We use the data to develop our services. Visitor tracking allows us to see, for example, how many visitors enter the website, which sources the visitor traffic comes from, and a lot of other useful statistics about the use of the website.

The cookie banner will be displayed at the bottom of the browser window when you first enter the site or if there is no data about your previous selection. It allows you to block or allow all cookies, or select which cookies you allow category specifically. If you want to learn more about the cookies we use, select cookie settings.

If you later want to change your cookie settings, you can do so by clicking on the gear icon in the lower left corner of the browser window. Blocking cookies at a later stage will also remove any cookies you may have previously allowed. Read more about the CookieHub data protection.

Cookie consent register
If you allow cookies, the site will store your consent data in anonymised form on a third-party consent management solution (CookieHub). The storing is based on the legal obligations of the owner of the site (accountability of receiving informed consent).

The collected personal data includes:

  • IP address (anonymised)
  • Cookie settings
  • Date and time
  • URL address
  • Browser name and version and operating system (user agent string)
  • Country

Visitor tracking
The website uses a first-party visitor tracking software installed on our own server and in our own management, and your consent for the use of this software is not required. The visitor tracking service stores anonymised personal data on visitors to our website and their activities on the website. Technically, the visitor tracking works with a program code and server call performed in the browser. Cookies have been disabled.

The collected personal data includes:

  • IP address (anonymised)
  • Information connected to page request
  • Various information about the user’s device and software
  • Various information about the use of the website

The data is collected in the Matomo database of an open-source code visitor tracking software located on our own server.

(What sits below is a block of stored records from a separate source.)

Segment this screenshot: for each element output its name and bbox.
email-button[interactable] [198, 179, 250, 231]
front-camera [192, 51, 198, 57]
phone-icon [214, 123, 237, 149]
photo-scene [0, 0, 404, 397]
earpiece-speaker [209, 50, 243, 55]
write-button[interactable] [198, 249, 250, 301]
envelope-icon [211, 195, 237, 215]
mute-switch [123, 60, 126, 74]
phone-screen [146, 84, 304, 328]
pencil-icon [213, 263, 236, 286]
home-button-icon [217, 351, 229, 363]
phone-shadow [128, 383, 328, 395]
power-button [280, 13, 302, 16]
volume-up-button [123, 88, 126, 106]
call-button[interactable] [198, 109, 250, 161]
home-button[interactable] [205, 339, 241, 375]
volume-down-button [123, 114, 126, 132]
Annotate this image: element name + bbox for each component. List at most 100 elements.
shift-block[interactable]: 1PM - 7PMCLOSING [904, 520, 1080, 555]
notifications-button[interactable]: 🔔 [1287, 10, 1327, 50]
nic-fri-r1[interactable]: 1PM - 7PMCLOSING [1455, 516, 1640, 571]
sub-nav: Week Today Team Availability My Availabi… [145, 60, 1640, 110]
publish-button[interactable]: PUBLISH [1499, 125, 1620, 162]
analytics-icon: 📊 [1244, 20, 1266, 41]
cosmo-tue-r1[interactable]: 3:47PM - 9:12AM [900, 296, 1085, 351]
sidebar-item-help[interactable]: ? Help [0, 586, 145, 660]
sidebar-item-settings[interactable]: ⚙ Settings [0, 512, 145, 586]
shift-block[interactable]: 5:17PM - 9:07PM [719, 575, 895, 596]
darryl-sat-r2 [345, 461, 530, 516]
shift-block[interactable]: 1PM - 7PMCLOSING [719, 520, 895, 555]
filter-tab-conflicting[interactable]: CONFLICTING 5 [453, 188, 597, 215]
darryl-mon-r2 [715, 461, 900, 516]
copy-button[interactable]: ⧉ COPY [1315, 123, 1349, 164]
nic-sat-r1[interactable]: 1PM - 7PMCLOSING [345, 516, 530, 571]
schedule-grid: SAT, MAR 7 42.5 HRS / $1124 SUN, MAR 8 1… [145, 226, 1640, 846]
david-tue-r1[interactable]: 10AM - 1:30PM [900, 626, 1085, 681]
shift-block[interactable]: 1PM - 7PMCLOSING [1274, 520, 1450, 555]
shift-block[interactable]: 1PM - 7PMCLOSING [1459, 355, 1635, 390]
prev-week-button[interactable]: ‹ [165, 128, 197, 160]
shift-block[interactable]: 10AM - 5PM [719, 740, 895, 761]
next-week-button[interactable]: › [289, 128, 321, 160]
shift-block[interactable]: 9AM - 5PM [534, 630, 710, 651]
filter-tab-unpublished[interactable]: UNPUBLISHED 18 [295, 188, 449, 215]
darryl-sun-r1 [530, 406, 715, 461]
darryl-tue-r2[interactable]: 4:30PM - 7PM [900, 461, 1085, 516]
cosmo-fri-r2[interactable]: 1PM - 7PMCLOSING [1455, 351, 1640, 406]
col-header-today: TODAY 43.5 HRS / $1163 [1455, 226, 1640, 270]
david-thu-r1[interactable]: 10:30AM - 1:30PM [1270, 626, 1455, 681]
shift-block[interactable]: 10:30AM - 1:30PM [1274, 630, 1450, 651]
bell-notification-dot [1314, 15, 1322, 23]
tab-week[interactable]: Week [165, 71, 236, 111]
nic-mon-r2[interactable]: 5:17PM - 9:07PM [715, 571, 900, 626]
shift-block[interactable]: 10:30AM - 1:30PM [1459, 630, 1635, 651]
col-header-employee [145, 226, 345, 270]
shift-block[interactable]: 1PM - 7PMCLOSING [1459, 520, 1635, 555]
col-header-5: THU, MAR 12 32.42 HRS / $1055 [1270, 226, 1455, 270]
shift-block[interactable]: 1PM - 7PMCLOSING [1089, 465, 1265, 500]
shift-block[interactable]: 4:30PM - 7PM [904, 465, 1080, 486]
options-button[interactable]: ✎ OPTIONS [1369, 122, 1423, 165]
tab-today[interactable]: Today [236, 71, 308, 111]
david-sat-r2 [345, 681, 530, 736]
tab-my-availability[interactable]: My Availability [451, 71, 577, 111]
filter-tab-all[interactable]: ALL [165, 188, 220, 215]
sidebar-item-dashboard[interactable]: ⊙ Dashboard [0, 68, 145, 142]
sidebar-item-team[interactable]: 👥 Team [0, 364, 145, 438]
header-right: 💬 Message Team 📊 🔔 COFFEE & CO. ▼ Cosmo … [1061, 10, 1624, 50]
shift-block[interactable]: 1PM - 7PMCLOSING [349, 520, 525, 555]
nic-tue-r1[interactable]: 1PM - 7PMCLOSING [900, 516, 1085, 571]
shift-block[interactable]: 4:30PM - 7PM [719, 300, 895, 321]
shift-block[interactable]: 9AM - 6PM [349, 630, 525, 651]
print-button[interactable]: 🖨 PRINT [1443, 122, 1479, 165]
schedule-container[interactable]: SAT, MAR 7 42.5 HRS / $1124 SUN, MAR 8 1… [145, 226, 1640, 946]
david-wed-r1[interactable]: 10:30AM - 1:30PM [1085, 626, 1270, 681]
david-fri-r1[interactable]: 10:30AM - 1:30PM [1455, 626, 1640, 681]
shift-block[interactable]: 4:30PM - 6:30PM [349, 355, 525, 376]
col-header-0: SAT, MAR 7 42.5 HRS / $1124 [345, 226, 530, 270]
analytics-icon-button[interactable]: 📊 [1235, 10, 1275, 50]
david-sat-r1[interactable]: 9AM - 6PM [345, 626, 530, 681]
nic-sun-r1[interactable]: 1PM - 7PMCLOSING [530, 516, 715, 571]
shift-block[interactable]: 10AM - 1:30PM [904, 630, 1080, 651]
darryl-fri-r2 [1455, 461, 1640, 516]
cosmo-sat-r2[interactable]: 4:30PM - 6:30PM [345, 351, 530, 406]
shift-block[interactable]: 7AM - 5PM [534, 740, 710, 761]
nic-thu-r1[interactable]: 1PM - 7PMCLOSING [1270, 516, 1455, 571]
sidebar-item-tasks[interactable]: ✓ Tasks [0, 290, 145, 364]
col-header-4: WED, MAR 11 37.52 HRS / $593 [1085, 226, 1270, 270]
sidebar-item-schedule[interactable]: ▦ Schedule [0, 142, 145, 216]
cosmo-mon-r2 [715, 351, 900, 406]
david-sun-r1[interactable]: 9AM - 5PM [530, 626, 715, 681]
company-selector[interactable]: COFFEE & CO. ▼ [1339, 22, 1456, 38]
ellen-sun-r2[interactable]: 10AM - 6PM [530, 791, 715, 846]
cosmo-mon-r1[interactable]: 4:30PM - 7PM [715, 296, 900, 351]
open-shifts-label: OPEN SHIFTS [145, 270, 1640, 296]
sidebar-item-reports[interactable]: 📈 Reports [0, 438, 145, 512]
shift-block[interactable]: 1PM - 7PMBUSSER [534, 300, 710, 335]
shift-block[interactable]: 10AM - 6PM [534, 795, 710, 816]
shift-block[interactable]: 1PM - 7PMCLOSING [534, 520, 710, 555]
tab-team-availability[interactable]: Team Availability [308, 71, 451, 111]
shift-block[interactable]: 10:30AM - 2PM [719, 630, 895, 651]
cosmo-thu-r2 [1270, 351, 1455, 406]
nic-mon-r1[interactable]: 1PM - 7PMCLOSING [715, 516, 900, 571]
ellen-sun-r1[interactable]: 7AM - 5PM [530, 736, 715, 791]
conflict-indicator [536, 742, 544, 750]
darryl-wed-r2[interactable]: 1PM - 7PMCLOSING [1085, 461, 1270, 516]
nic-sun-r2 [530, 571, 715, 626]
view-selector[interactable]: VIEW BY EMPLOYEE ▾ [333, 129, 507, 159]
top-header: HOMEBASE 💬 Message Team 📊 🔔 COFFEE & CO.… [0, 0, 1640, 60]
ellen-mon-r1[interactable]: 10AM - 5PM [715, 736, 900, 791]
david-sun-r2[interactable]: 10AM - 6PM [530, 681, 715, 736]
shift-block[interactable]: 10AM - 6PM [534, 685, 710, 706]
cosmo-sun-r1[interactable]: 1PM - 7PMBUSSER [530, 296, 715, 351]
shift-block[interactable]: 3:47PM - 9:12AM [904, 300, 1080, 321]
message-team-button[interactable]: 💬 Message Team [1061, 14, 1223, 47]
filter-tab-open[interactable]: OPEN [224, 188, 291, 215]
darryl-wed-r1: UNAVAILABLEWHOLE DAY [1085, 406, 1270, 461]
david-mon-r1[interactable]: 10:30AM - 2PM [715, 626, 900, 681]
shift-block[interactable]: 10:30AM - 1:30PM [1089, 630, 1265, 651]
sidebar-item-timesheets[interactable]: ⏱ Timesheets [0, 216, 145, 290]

Third party visitor tracking
The website uses an external, third-party visitor tracking service. The visitor tracking service stores anonymised personal data on visitors to our website and their activities on the website. Technically, visitor tracking works by means of program code performed in the browser, IP addresses and cookies installed in the browser, which identify the page reviews and other actions taken by a particular user on the website.

Personal data collected includes at least:

  • IP address
  • Information connected to page request
  • Various information about the user’s device and software
  • Various information about the use of the website

The data is collected in the register of a third-party Google Analytics visitor tracking service.

Consent for third-party visitor tracking is requested using the cookie consent banner when the user first enters the site. The cookie consent banner can also be used to withdraw any previously granted consent.

Storage period of personal data
CookieHub will store the data for 12 months, after which it will be automatically deleted.

Matomo is set to store personal data from anonymised visitor tracking for 2 years, after which it will be automatically deleted.

According to Google, the anonymised visitor- and event-specific information will be stored in their visitor tracking service for 14 months. The maximum period of validity of conversion tracking cookies is 2 years.